Читаем El puente полностью

Me paso las horas siguientes vagando por diversas galerías pequeñas de una sección lejana del puente, bastante apartada de las zonas que suelo frecuentar. Las galerías son oscuras y rancias, y los guardas parecen sorprendidos de que alguien quiera acudir a contemplar sus exposiciones. No encuentro nada que me satisfaga; todas las obras parecen desgastadas y pasadas; los cuadros, descoloridos y las esculturas, desinfladas. No obstante, todavía resulta más decepcionante la aparentemente enfermiza visión distorsionada de la forma humana que todos los artistas parecen compartir. Los escultores la han transformado en una imagen estrambótica semejante a la de las propias disposiciones del puente; los muslos parecen artesones, los torsos se convierten en tubos estructurales y las extremidades son vigas tensadas. Las articulaciones de los cuerpos están construidas con remaches pintados de rojo, y las vigas tubulares son miembros que emergen hacia grotescos conglomerados de metal y erupciones tumorosas de celdas veteadas. Las pinturas exhiben más o menos el mismo tipo de inquietud artística; una muestra el puente como una línea de enanos deformes en pie entre aguas residuales o sangre, con los brazos entrelazados; otra muestra una única formación tubular con serpenteantes venas azules que destacan bajo la superficie ocre, y pequeños hilos de sangre que emergen de cada uno de sus remaches.

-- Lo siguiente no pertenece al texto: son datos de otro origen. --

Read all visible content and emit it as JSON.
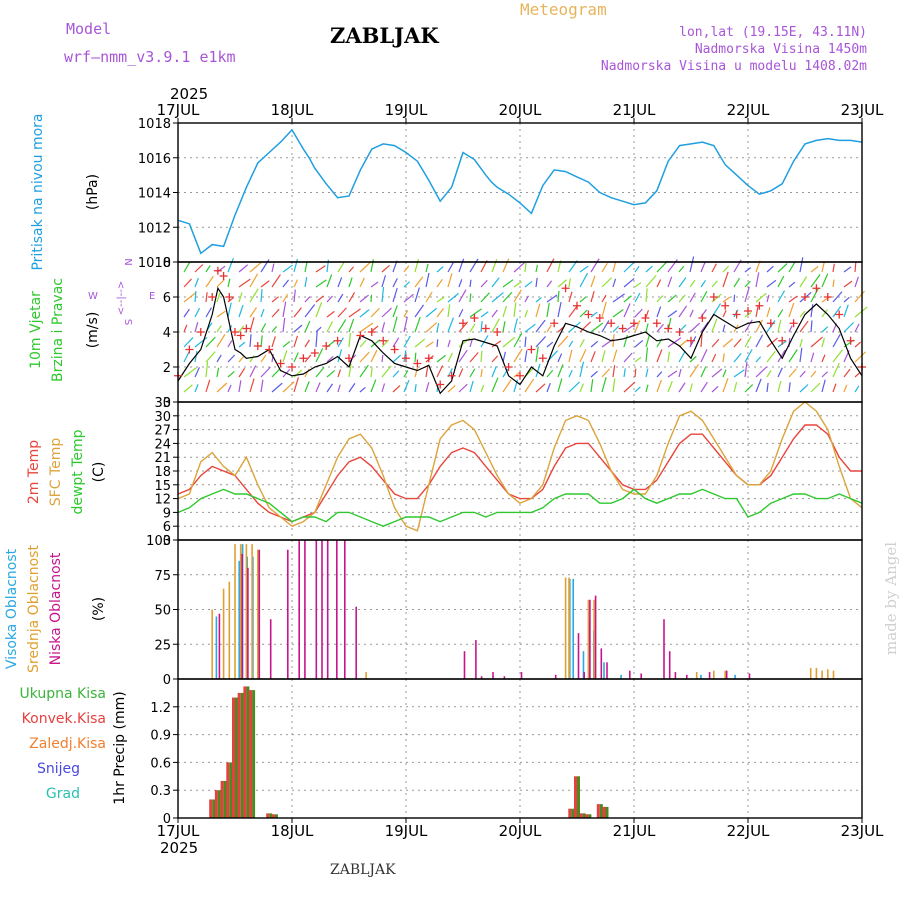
{
  "header": {
    "model_label": "Model",
    "model_name": "wrf—nmm_v3.9.1  e1km",
    "station": "ZABLJAK",
    "meteogram": "Meteogram",
    "location": "lon,lat (19.15E, 43.11N)",
    "altitude": "Nadmorska Visina 1450m",
    "model_altitude": "Nadmorska Visina u modelu 1408.02m",
    "footer_station": "ZABLJAK",
    "credit": "made by Angel",
    "year": "2025"
  },
  "x_axis": {
    "days": [
      "17JUL",
      "18JUL",
      "19JUL",
      "20JUL",
      "21JUL",
      "22JUL",
      "23JUL"
    ],
    "year_label": "2025"
  },
  "colors": {
    "pressure": "#1f9fe0",
    "temp2m": "#e8453c",
    "sfc": "#dca43c",
    "dewpt": "#2ec82e",
    "high_cloud": "#2aa8e0",
    "mid_cloud": "#e0a030",
    "low_cloud": "#c8148c",
    "precip_total": "#3cb43c",
    "precip_conv": "#e84040",
    "precip_strat": "#f08030",
    "snow": "#4848e0",
    "graupel": "#28c0b0",
    "wind_purple": "#a855d8",
    "wind_speed": "#000000",
    "gust": "#e83030"
  },
  "chart_data": [
    {
      "type": "line",
      "panel": "pressure",
      "ylabel_rot": "Pritisak na nivou mora",
      "ylabel": "(hPa)",
      "ylim": [
        1010,
        1018
      ],
      "yticks": [
        "1010",
        "1012",
        "1014",
        "1016",
        "1018"
      ],
      "x": [
        0,
        0.1,
        0.2,
        0.3,
        0.4,
        0.5,
        0.6,
        0.7,
        0.8,
        0.9,
        1.0,
        1.1,
        1.15,
        1.2,
        1.3,
        1.4,
        1.5,
        1.6,
        1.7,
        1.8,
        1.9,
        2.0,
        2.1,
        2.2,
        2.3,
        2.4,
        2.5,
        2.6,
        2.7,
        2.75,
        2.8,
        2.9,
        3.0,
        3.1,
        3.2,
        3.3,
        3.4,
        3.5,
        3.6,
        3.7,
        3.8,
        3.9,
        4.0,
        4.1,
        4.2,
        4.3,
        4.4,
        4.5,
        4.6,
        4.7,
        4.8,
        4.9,
        5.0,
        5.1,
        5.2,
        5.3,
        5.4,
        5.5,
        5.6,
        5.7,
        5.8,
        5.9,
        6.0
      ],
      "series": [
        {
          "values": [
            1012.4,
            1012.2,
            1010.5,
            1011.0,
            1010.9,
            1012.7,
            1014.3,
            1015.7,
            1016.3,
            1016.9,
            1017.6,
            1016.5,
            1016.0,
            1015.4,
            1014.5,
            1013.7,
            1013.8,
            1015.3,
            1016.5,
            1016.8,
            1016.7,
            1016.3,
            1015.8,
            1014.7,
            1013.5,
            1014.3,
            1016.3,
            1015.9,
            1015.0,
            1014.6,
            1014.3,
            1013.9,
            1013.4,
            1012.8,
            1014.4,
            1015.3,
            1015.2,
            1014.9,
            1014.6,
            1014.0,
            1013.7,
            1013.5,
            1013.3,
            1013.4,
            1014.1,
            1015.8,
            1016.7,
            1016.8,
            1016.9,
            1016.7,
            1015.6,
            1015.0,
            1014.4,
            1013.9,
            1014.1,
            1014.5,
            1015.8,
            1016.8,
            1017.0,
            1017.1,
            1017.0,
            1017.0,
            1016.9
          ]
        }
      ]
    },
    {
      "type": "line",
      "panel": "wind",
      "ylabel_rot": [
        "10m Vjetar",
        "Brzina i Pravac"
      ],
      "ylabel": "(m/s)",
      "ylim": [
        0,
        8
      ],
      "yticks": [
        "0",
        "2",
        "4",
        "6",
        "8"
      ],
      "compass": {
        "n": "N",
        "s": "S",
        "e": "E",
        "w": "W",
        "arrows": "<--|-->"
      },
      "x": [
        0,
        0.1,
        0.2,
        0.3,
        0.35,
        0.4,
        0.45,
        0.5,
        0.55,
        0.6,
        0.7,
        0.8,
        0.9,
        1.0,
        1.1,
        1.2,
        1.3,
        1.4,
        1.5,
        1.6,
        1.7,
        1.8,
        1.9,
        2.0,
        2.1,
        2.2,
        2.3,
        2.4,
        2.5,
        2.6,
        2.7,
        2.8,
        2.9,
        3.0,
        3.1,
        3.2,
        3.3,
        3.4,
        3.5,
        3.6,
        3.7,
        3.8,
        3.9,
        4.0,
        4.1,
        4.2,
        4.3,
        4.4,
        4.5,
        4.6,
        4.7,
        4.8,
        4.9,
        5.0,
        5.1,
        5.2,
        5.3,
        5.4,
        5.5,
        5.6,
        5.7,
        5.8,
        5.9,
        6.0
      ],
      "series": [
        {
          "values": [
            1.2,
            2.2,
            3.0,
            5.0,
            6.5,
            6.0,
            4.5,
            3.0,
            2.8,
            2.5,
            2.6,
            3.0,
            1.8,
            1.5,
            1.6,
            2.0,
            2.2,
            2.6,
            2.0,
            3.8,
            3.5,
            2.8,
            2.2,
            2.0,
            1.8,
            2.1,
            0.5,
            1.2,
            3.5,
            3.6,
            3.4,
            3.2,
            1.5,
            1.0,
            2.0,
            1.5,
            3.2,
            4.5,
            4.3,
            4.0,
            3.8,
            3.5,
            3.6,
            3.8,
            4.0,
            3.5,
            3.6,
            3.2,
            2.5,
            4.0,
            5.0,
            4.6,
            4.2,
            4.5,
            4.6,
            3.5,
            2.5,
            3.8,
            5.0,
            5.6,
            5.0,
            4.2,
            2.5,
            1.5
          ]
        },
        {
          "values": [
            1.5,
            3.0,
            4.0,
            6.0,
            7.5,
            7.2,
            6.0,
            4.0,
            3.8,
            4.2,
            3.2,
            3.0,
            2.2,
            2.0,
            2.5,
            2.8,
            3.2,
            3.5,
            2.5,
            3.8,
            4.0,
            3.5,
            3.0,
            2.5,
            2.2,
            2.5,
            1.0,
            1.5,
            4.5,
            4.8,
            4.2,
            4.0,
            2.0,
            1.5,
            3.0,
            2.5,
            4.5,
            6.5,
            5.5,
            5.0,
            4.8,
            4.5,
            4.2,
            4.5,
            4.8,
            4.5,
            4.2,
            4.0,
            3.5,
            4.8,
            6.0,
            5.5,
            5.0,
            5.2,
            5.5,
            4.5,
            3.5,
            4.5,
            6.0,
            6.5,
            6.0,
            5.0,
            3.5,
            2.0
          ]
        }
      ]
    },
    {
      "type": "line",
      "panel": "temperature",
      "ylabel_rot": [
        "2m Temp",
        "SFC Temp",
        "dewpt Temp"
      ],
      "ylabel": "(C)",
      "ylim": [
        3,
        33
      ],
      "yticks": [
        "3",
        "6",
        "9",
        "12",
        "15",
        "18",
        "21",
        "24",
        "27",
        "30",
        "33"
      ],
      "x": [
        0,
        0.1,
        0.2,
        0.3,
        0.4,
        0.5,
        0.6,
        0.7,
        0.8,
        0.9,
        1.0,
        1.1,
        1.2,
        1.3,
        1.4,
        1.5,
        1.6,
        1.7,
        1.8,
        1.9,
        2.0,
        2.1,
        2.2,
        2.3,
        2.4,
        2.5,
        2.6,
        2.7,
        2.8,
        2.9,
        3.0,
        3.1,
        3.2,
        3.3,
        3.4,
        3.5,
        3.6,
        3.7,
        3.8,
        3.9,
        4.0,
        4.1,
        4.2,
        4.3,
        4.4,
        4.5,
        4.6,
        4.7,
        4.8,
        4.9,
        5.0,
        5.1,
        5.2,
        5.3,
        5.4,
        5.5,
        5.6,
        5.7,
        5.8,
        5.9,
        6.0
      ],
      "series": [
        {
          "values": [
            13,
            14,
            17,
            19,
            18,
            17,
            14,
            11,
            9,
            8,
            7,
            8,
            9,
            13,
            17,
            20,
            21,
            19,
            16,
            13,
            12,
            12,
            15,
            19,
            22,
            23,
            22,
            19,
            16,
            13,
            12,
            12,
            14,
            19,
            23,
            24,
            24,
            21,
            18,
            15,
            14,
            14,
            16,
            20,
            24,
            26,
            26,
            23,
            20,
            17,
            15,
            15,
            17,
            21,
            25,
            28,
            28,
            26,
            21,
            18,
            18
          ]
        },
        {
          "values": [
            12,
            13,
            20,
            22,
            19,
            17,
            21,
            15,
            10,
            8,
            6,
            7,
            9,
            15,
            21,
            25,
            26,
            23,
            17,
            10,
            6,
            5,
            15,
            25,
            28,
            29,
            27,
            22,
            17,
            13,
            11,
            12,
            15,
            23,
            29,
            30,
            29,
            24,
            18,
            14,
            13,
            13,
            17,
            24,
            30,
            31,
            29,
            25,
            21,
            17,
            15,
            15,
            18,
            25,
            31,
            33,
            31,
            27,
            19,
            12,
            10
          ]
        },
        {
          "values": [
            9,
            10,
            12,
            13,
            14,
            13,
            13,
            12,
            11,
            9,
            7,
            8,
            8,
            7,
            9,
            9,
            8,
            7,
            6,
            7,
            8,
            8,
            8,
            7,
            8,
            9,
            9,
            8,
            9,
            9,
            9,
            9,
            10,
            12,
            13,
            13,
            13,
            11,
            11,
            12,
            14,
            12,
            11,
            12,
            13,
            13,
            14,
            13,
            12,
            12,
            8,
            9,
            11,
            12,
            13,
            13,
            12,
            12,
            13,
            12,
            11
          ]
        }
      ]
    },
    {
      "type": "bar",
      "panel": "cloud",
      "ylabel_rot": [
        "Visoka Oblacnost",
        "Srednja Oblacnost",
        "Niska Oblacnost"
      ],
      "ylabel": "(%)",
      "ylim": [
        0,
        100
      ],
      "yticks": [
        "0",
        "25",
        "50",
        "75",
        "100"
      ],
      "series": [
        {
          "name": "high",
          "x": [
            0.35,
            0.55,
            0.58,
            0.62,
            0.67,
            0.72,
            3.45,
            3.48,
            3.57,
            3.62,
            3.66,
            3.75,
            3.9,
            4.6,
            4.9
          ],
          "values": [
            45,
            85,
            97,
            88,
            88,
            90,
            72,
            72,
            20,
            42,
            35,
            12,
            3,
            3,
            3
          ]
        },
        {
          "name": "mid",
          "x": [
            0.3,
            0.4,
            0.45,
            0.5,
            0.55,
            0.6,
            0.65,
            0.7,
            1.65,
            3.4,
            3.43,
            3.6,
            3.65,
            4.55,
            4.7,
            4.8,
            5.55,
            5.6,
            5.65,
            5.7,
            5.75
          ],
          "values": [
            50,
            65,
            70,
            97,
            97,
            97,
            97,
            93,
            5,
            73,
            73,
            57,
            57,
            5,
            6,
            6,
            8,
            8,
            6,
            7,
            6
          ]
        },
        {
          "name": "low",
          "x": [
            0.35,
            0.55,
            0.6,
            0.7,
            0.8,
            0.95,
            1.05,
            1.1,
            1.2,
            1.25,
            1.3,
            1.38,
            1.45,
            1.55,
            2.5,
            2.6,
            2.65,
            2.75,
            2.85,
            3.0,
            3.3,
            3.5,
            3.55,
            3.6,
            3.65,
            3.7,
            3.75,
            3.95,
            4.05,
            4.25,
            4.3,
            4.35,
            4.45,
            4.65,
            4.8,
            5.0
          ],
          "values": [
            47,
            90,
            80,
            93,
            43,
            93,
            100,
            100,
            100,
            100,
            100,
            100,
            100,
            52,
            20,
            28,
            2,
            5,
            2,
            5,
            3,
            33,
            5,
            57,
            60,
            22,
            12,
            6,
            4,
            43,
            20,
            5,
            3,
            5,
            6,
            4
          ]
        }
      ]
    },
    {
      "type": "bar",
      "panel": "precip",
      "ylabel": "1hr Precip (mm)",
      "legend": [
        "Ukupna Kisa",
        "Konvek.Kisa",
        "Zaledj.Kisa",
        "Snijeg",
        "Grad"
      ],
      "ylim": [
        0,
        1.5
      ],
      "yticks": [
        "0",
        "0.3",
        "0.6",
        "0.9",
        "1.2"
      ],
      "x": [
        0.3,
        0.35,
        0.4,
        0.45,
        0.5,
        0.55,
        0.6,
        0.65,
        0.8,
        0.85,
        3.45,
        3.5,
        3.55,
        3.6,
        3.7,
        3.75
      ],
      "series": [
        {
          "name": "Ukupna Kisa",
          "values": [
            0.2,
            0.3,
            0.4,
            0.6,
            1.3,
            1.35,
            1.42,
            1.38,
            0.05,
            0.04,
            0.1,
            0.45,
            0.05,
            0.04,
            0.15,
            0.12
          ]
        },
        {
          "name": "Konvek.Kisa",
          "values": [
            0.2,
            0.3,
            0.4,
            0.6,
            1.3,
            1.35,
            1.42,
            1.38,
            0.05,
            0.04,
            0.1,
            0.45,
            0.05,
            0.04,
            0.15,
            0.12
          ]
        }
      ]
    }
  ]
}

Justo bajo esta parte del puente se encuentra una de las pequeñas islas que sirven de soporte a una de cada tres secciones.

Dichas islas son más o menos regulares en lo que respecta a la superficie y el tamaño aproximados, pero varían en la forma y en el uso. En algunas hay viejas minas y cuevas subterráneas, otras están cubiertas casi en su totalidad por trozos de hormigón que se desprenden de la estructura y por fosos circulares que parecen viejos emplazamientos de armas. Algunas son la base de edificios en ruinas, antiguas bocas de pozo o viejas fábricas derruidas. La mayoría de las islitas tiene un puerto en un extremo, y algunas no muestran signo alguno de vida humana, sin construcciones de ningún tipo, con simples extensiones verdes recubiertas de algas marinas.

No obstante, tienen en común un misterio: cómo pudieron llegar ahí. Parecen naturales, pero, juntas, vistas desde su lineal uniformidad, las islas comparten una especie de patrón, un orden innatural que las hace incluso más extrañas que el puente, al que, de forma intermitente, sirven de soporte.

Lanzo una moneda por la ventana del tranvía que me lleva a casa. Puedo ver cómo su brillo se adentra en el mar, no en una de las islas. Otros dos pasajeros también lanzan monedas, y por un momento, tengo la breve y absurda visión del aspecto del mar en el futuro: aguas repletas de monedas, rebosantes de los residuos monetarios de deseos pedidos, en torno a los huesos huecos de metal de un puente rodeado por un sólido desierto de dinero.


De nuevo en mi apartamento, antes de irme a la cama, observo durante un rato al hombre de la cama de hospital. Miro su imagen granulosa y gris con tanta atención y tanto tiempo que casi caigo hipnotizado por esa estampa quieta e inexpresiva. Arraigado en la oscuridad del anochecer, con la mirada fija, me parece que no estoy mirando una pantalla fosforescente de cristal, sino más bien una lámina de metal brillante, con un grabado lineal veteado en una resplandeciente tabla de acero.

Espero a que suene el teléfono.

Espero a que vuelvan los aviones.

Entonces, aparece una enfermera, la misma de antes, con la misma bandeja metálica. Se rompe el hechizo, se quiebra la ilusión de la pantalla de acero.

La enfermera prepara la jeringuilla otra vez y frota el brazo del hombre con un algodón. Me estremece un escalofrío, como si ese alcohol, ese néctar, recorriese mi cuerpo entero y me congelase la sangre.